Genotype tied to success of breast cancer therapy with tamoxifen

December 7, 2007

NEW YORK (Reuters Health) - Variants in genes CYP2D6 and CYP2C19 encoding P450 enzymes can predict therapy response or failure in patients with estrogen receptor-positive breast cancer treated with tamoxifen, according to German researchers.

"The clinical importance of this finding," senior investigator Dr. Hiltrud Brauch told Reuters Health, "is that genotyping can identify patients likely to benefit from tamoxifen and, moreover, those in need for treatment alternatives -- a result that now calls for verification in large clinical trials."
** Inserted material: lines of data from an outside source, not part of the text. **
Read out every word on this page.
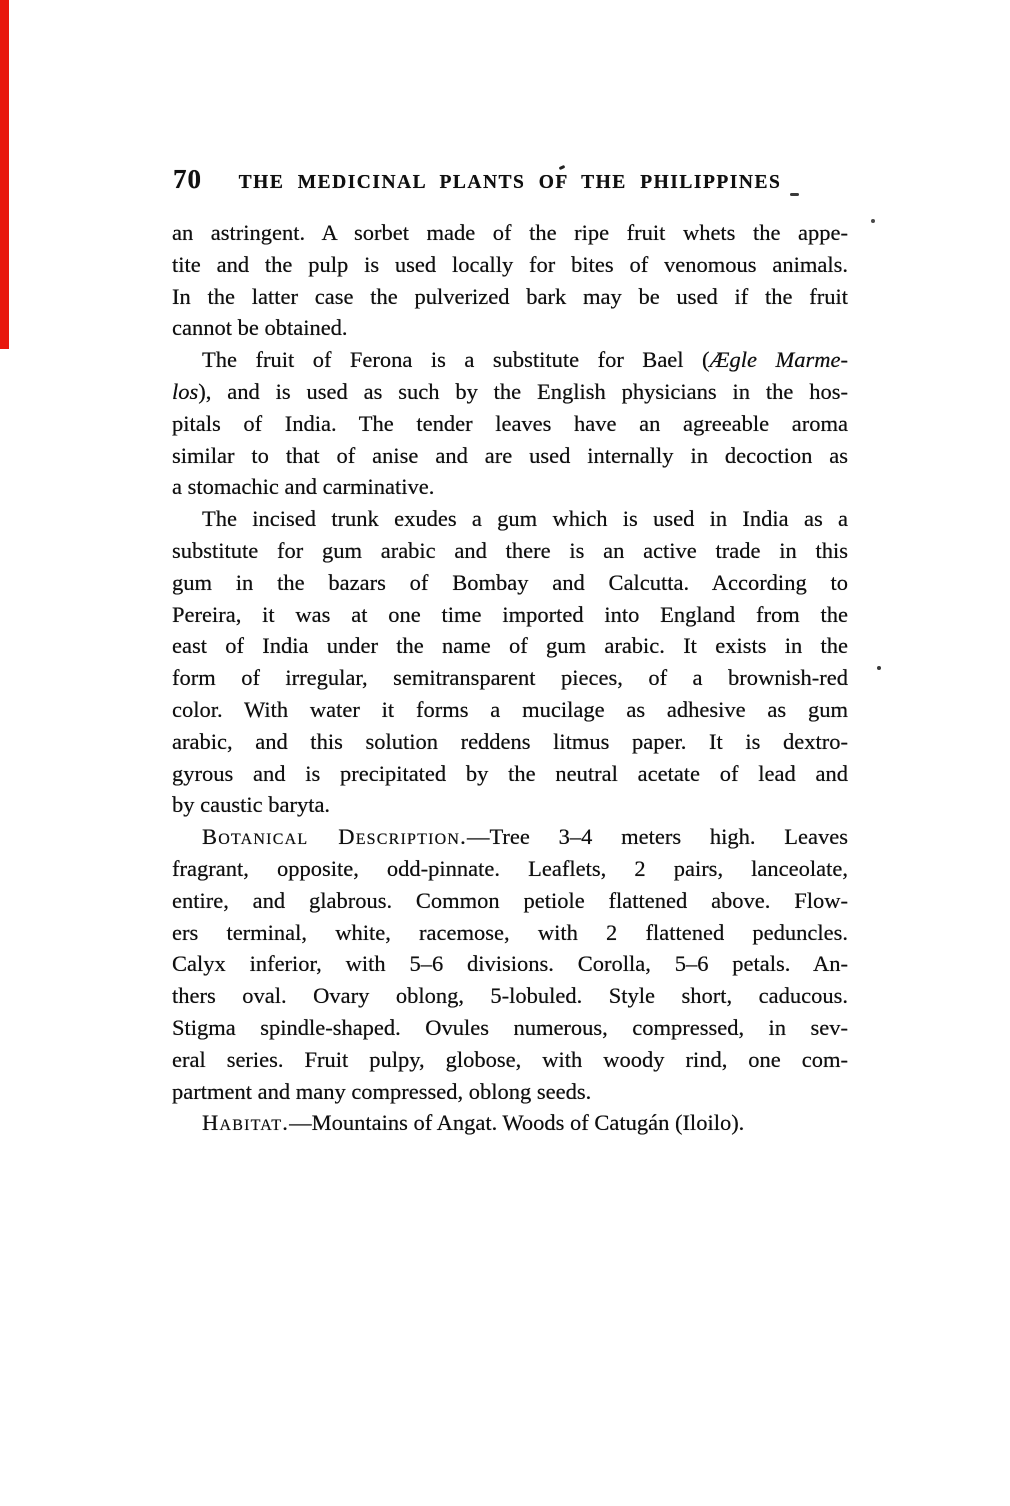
70	THE MEDICINAL PLANTS OF THE PHILIPPINES
an astringent. A sorbet made of the ripe fruit whets the appe-
tite and the pulp is used locally for bites of venomous animals.
In the latter case the pulverized bark may be used if the fruit
cannot be obtained.
The fruit of Ferona is a substitute for Bael (Ægle Marme-
los), and is used as such by the English physicians in the hos-
pitals of India. The tender leaves have an agreeable aroma
similar to that of anise and are used internally in decoction as
a stomachic and carminative.
The incised trunk exudes a gum which is used in India as a
substitute for gum arabic and there is an active trade in this
gum in the bazars of Bombay and Calcutta. According to
Pereira, it was at one time imported into England from the
east of India under the name of gum arabic. It exists in the
form of irregular, semitransparent pieces, of a brownish-red
color. With water it forms a mucilage as adhesive as gum
arabic, and this solution reddens litmus paper. It is dextro-
gyrous and is precipitated by the neutral acetate of lead and
by caustic baryta.
Botanical Description.—Tree 3–4 meters high. Leaves
fragrant, opposite, odd-pinnate. Leaflets, 2 pairs, lanceolate,
entire, and glabrous. Common petiole flattened above. Flow-
ers terminal, white, racemose, with 2 flattened peduncles.
Calyx inferior, with 5–6 divisions. Corolla, 5–6 petals. An-
thers oval. Ovary oblong, 5-lobuled. Style short, caducous.
Stigma spindle-shaped. Ovules numerous, compressed, in sev-
eral series. Fruit pulpy, globose, with woody rind, one com-
partment and many compressed, oblong seeds.
Habitat.—Mountains of Angat. Woods of Catugán (Iloilo).
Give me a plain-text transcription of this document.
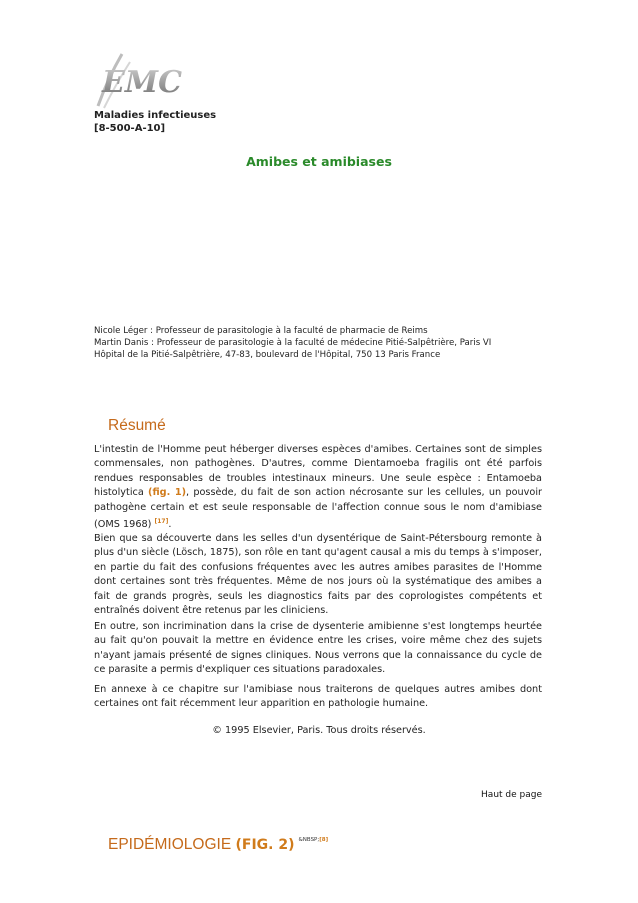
EMC
Maladies infectieuses
[8-500-A-10]
Amibes et amibiases
Nicole Léger : Professeur de parasitologie à la faculté de pharmacie de Reims
Martin Danis : Professeur de parasitologie à la faculté de médecine Pitié-Salpêtrière, Paris VI
Hôpital de la Pitié-Salpêtrière, 47-83, boulevard de l'Hôpital, 750 13 Paris France
Résumé
L'intestin de l'Homme peut héberger diverses espèces d'amibes. Certaines sont de simples commensales, non pathogènes. D'autres, comme Dientamoeba fragilis ont été parfois rendues responsables de troubles intestinaux mineurs. Une seule espèce : Entamoeba histolytica (fig. 1), possède, du fait de son action nécrosante sur les cellules, un pouvoir pathogène certain et est seule responsable de l'affection connue sous le nom d'amibiase (OMS 1968) [17].
Bien que sa découverte dans les selles d'un dysentérique de Saint-Pétersbourg remonte à plus d'un siècle (Lösch, 1875), son rôle en tant qu'agent causal a mis du temps à s'imposer, en partie du fait des confusions fréquentes avec les autres amibes parasites de l'Homme dont certaines sont très fréquentes. Même de nos jours où la systématique des amibes a fait de grands progrès, seuls les diagnostics faits par des coprologistes compétents et entraînés doivent être retenus par les cliniciens.
En outre, son incrimination dans la crise de dysenterie amibienne s'est longtemps heurtée au fait qu'on pouvait la mettre en évidence entre les crises, voire même chez des sujets n'ayant jamais présenté de signes cliniques. Nous verrons que la connaissance du cycle de ce parasite a permis d'expliquer ces situations paradoxales.
En annexe à ce chapitre sur l'amibiase nous traiterons de quelques autres amibes dont certaines ont fait récemment leur apparition en pathologie humaine.
© 1995 Elsevier, Paris. Tous droits réservés.
Haut de page
EPIDÉMIOLOGIE (FIG. 2) $^{\&NBSP;[8]}$
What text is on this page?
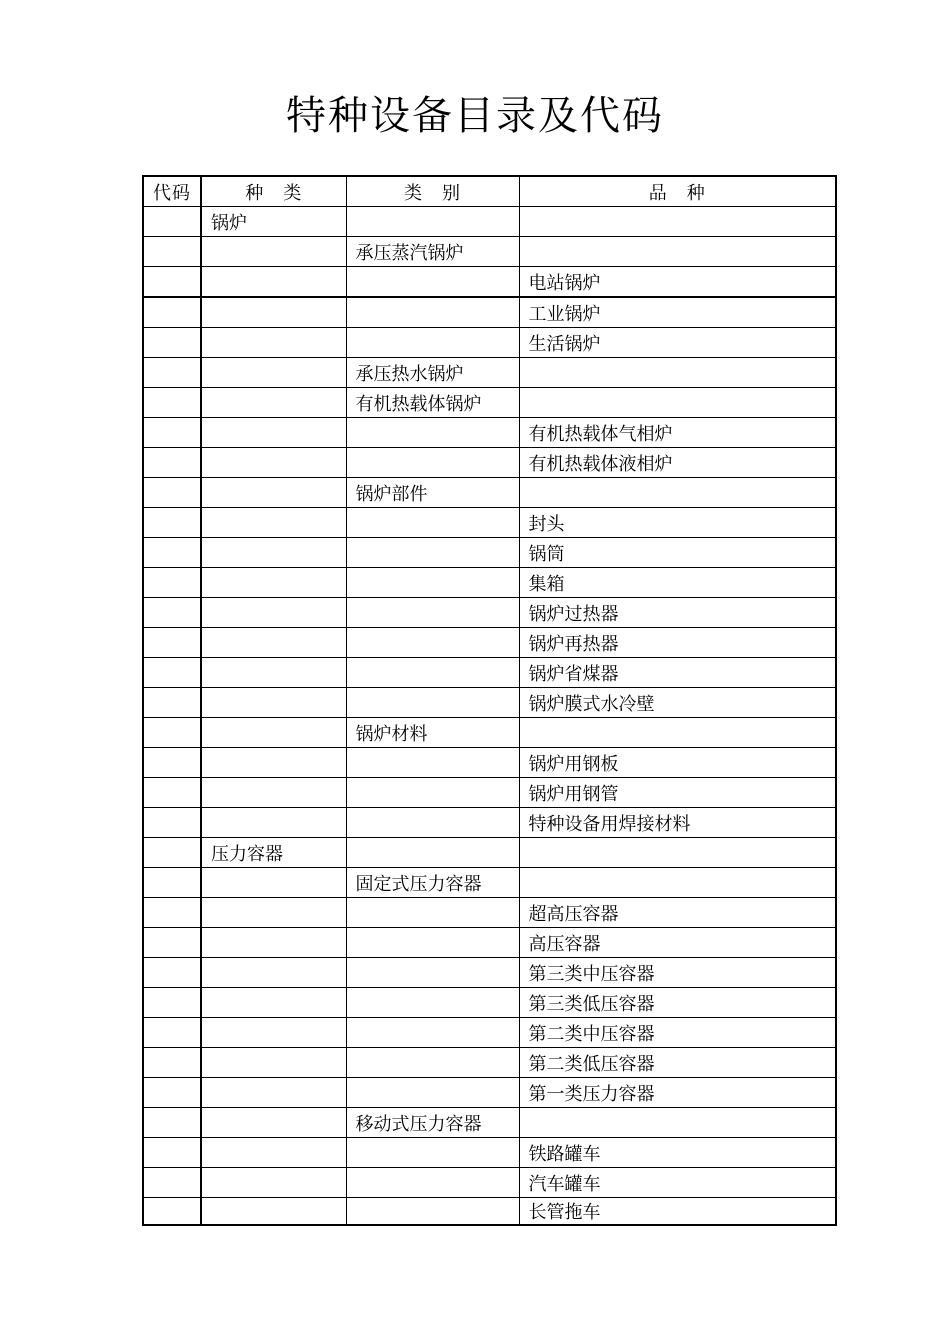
特种设备目录及代码
代码	种　类	类　别	品　种
	锅炉		
		承压蒸汽锅炉	
			电站锅炉
			工业锅炉
			生活锅炉
		承压热水锅炉	
		有机热载体锅炉	
			有机热载体气相炉
			有机热载体液相炉
		锅炉部件	
			封头
			锅筒
			集箱
			锅炉过热器
			锅炉再热器
			锅炉省煤器
			锅炉膜式水冷壁
		锅炉材料	
			锅炉用钢板
			锅炉用钢管
			特种设备用焊接材料
	压力容器		
		固定式压力容器	
			超高压容器
			高压容器
			第三类中压容器
			第三类低压容器
			第二类中压容器
			第二类低压容器
			第一类压力容器
		移动式压力容器	
			铁路罐车
			汽车罐车
			长管拖车
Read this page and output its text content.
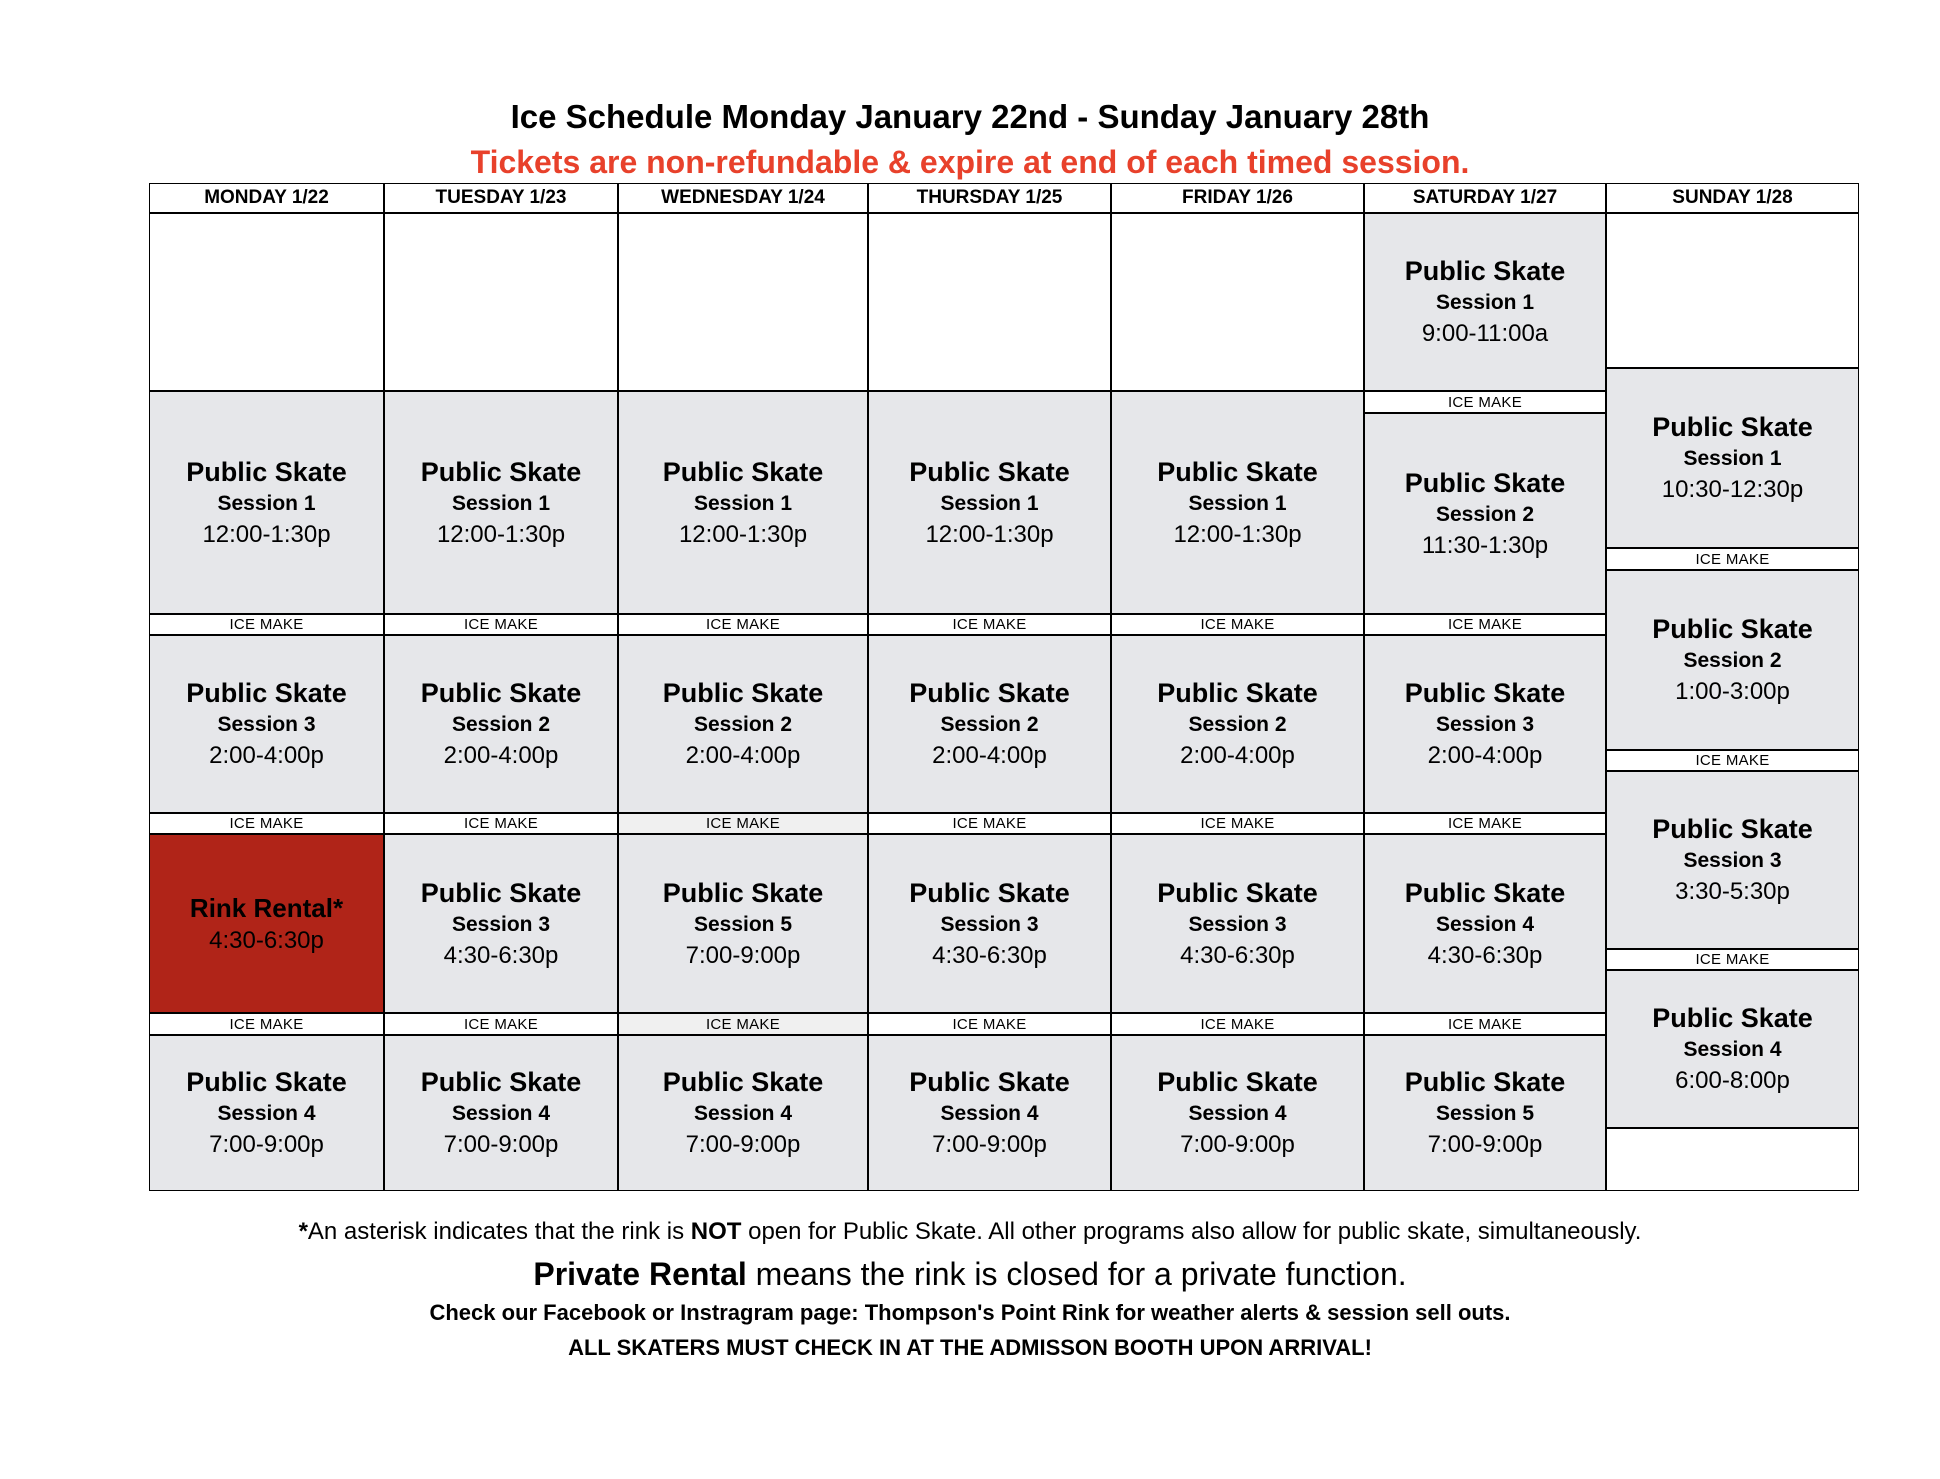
Ice Schedule Monday January 22nd - Sunday January 28th
Tickets are non-refundable & expire at end of each timed session.
MONDAY 1/22
Public Skate
Session 1
12:00-1:30p
ICE MAKE
Public Skate
Session 3
2:00-4:00p
ICE MAKE
Rink Rental*
4:30-6:30p
ICE MAKE
Public Skate
Session 4
7:00-9:00p
TUESDAY 1/23
Public Skate
Session 1
12:00-1:30p
ICE MAKE
Public Skate
Session 2
2:00-4:00p
ICE MAKE
Public Skate
Session 3
4:30-6:30p
ICE MAKE
Public Skate
Session 4
7:00-9:00p
WEDNESDAY 1/24
Public Skate
Session 1
12:00-1:30p
ICE MAKE
Public Skate
Session 2
2:00-4:00p
ICE MAKE
Public Skate
Session 5
7:00-9:00p
ICE MAKE
Public Skate
Session 4
7:00-9:00p
THURSDAY 1/25
Public Skate
Session 1
12:00-1:30p
ICE MAKE
Public Skate
Session 2
2:00-4:00p
ICE MAKE
Public Skate
Session 3
4:30-6:30p
ICE MAKE
Public Skate
Session 4
7:00-9:00p
FRIDAY 1/26
Public Skate
Session 1
12:00-1:30p
ICE MAKE
Public Skate
Session 2
2:00-4:00p
ICE MAKE
Public Skate
Session 3
4:30-6:30p
ICE MAKE
Public Skate
Session 4
7:00-9:00p
SATURDAY 1/27
Public Skate
Session 1
9:00-11:00a
ICE MAKE
Public Skate
Session 2
11:30-1:30p
ICE MAKE
Public Skate
Session 3
2:00-4:00p
ICE MAKE
Public Skate
Session 4
4:30-6:30p
ICE MAKE
Public Skate
Session 5
7:00-9:00p
SUNDAY 1/28
Public Skate
Session 1
10:30-12:30p
ICE MAKE
Public Skate
Session 2
1:00-3:00p
ICE MAKE
Public Skate
Session 3
3:30-5:30p
ICE MAKE
Public Skate
Session 4
6:00-8:00p
*An asterisk indicates that the rink is NOT open for Public Skate. All other programs also allow for public skate, simultaneously.
Private Rental means the rink is closed for a private function.
Check our Facebook or Instragram page: Thompson's Point Rink for weather alerts & session sell outs.
ALL SKATERS MUST CHECK IN AT THE ADMISSON BOOTH UPON ARRIVAL!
As reported in the November 20th issue of the Journal of Clinical Oncology, Dr. Brauch of the Institute of Clinical Pharmacology, Stuttgart and colleagues genotyped DNA from 206 patients receiving tamoxifen adjuvant monotherapy and 280 who were not.

The team found that compared with carriers of functional alleles, patients in the tamoxifen group with CYP2D6 alleles *4, *5, *10, and *41 -- all associated with reduced formation of antiestrogenic metabolites -- had significantly more recurrences of breast cancer (hazard ratio, 2.24). They also had shorter relapse-free periods and lower event-free survival rates.

In addition, patients with the CYP2C19 high enzyme activity promoter variant *17 had a more favorable clinical outcome (hazard ratio, 0.45) than carriers of the *1, *2, and *3 alleles.

The finding, continued Dr. Brauch, "holds the potential to overcome the one-drug-fits-all concept and take current decisions on the choice of endocrine treatment to the level of germline polymorphisms. Due to their inherent nature, they are accessible to genotyping from blood and other diagnostic materials independent from disease stage."

"Up-front genetic testing," she concluded, "will support this decision and thereby individualize drug treatment at the earliest stage for a maximum patient benefit."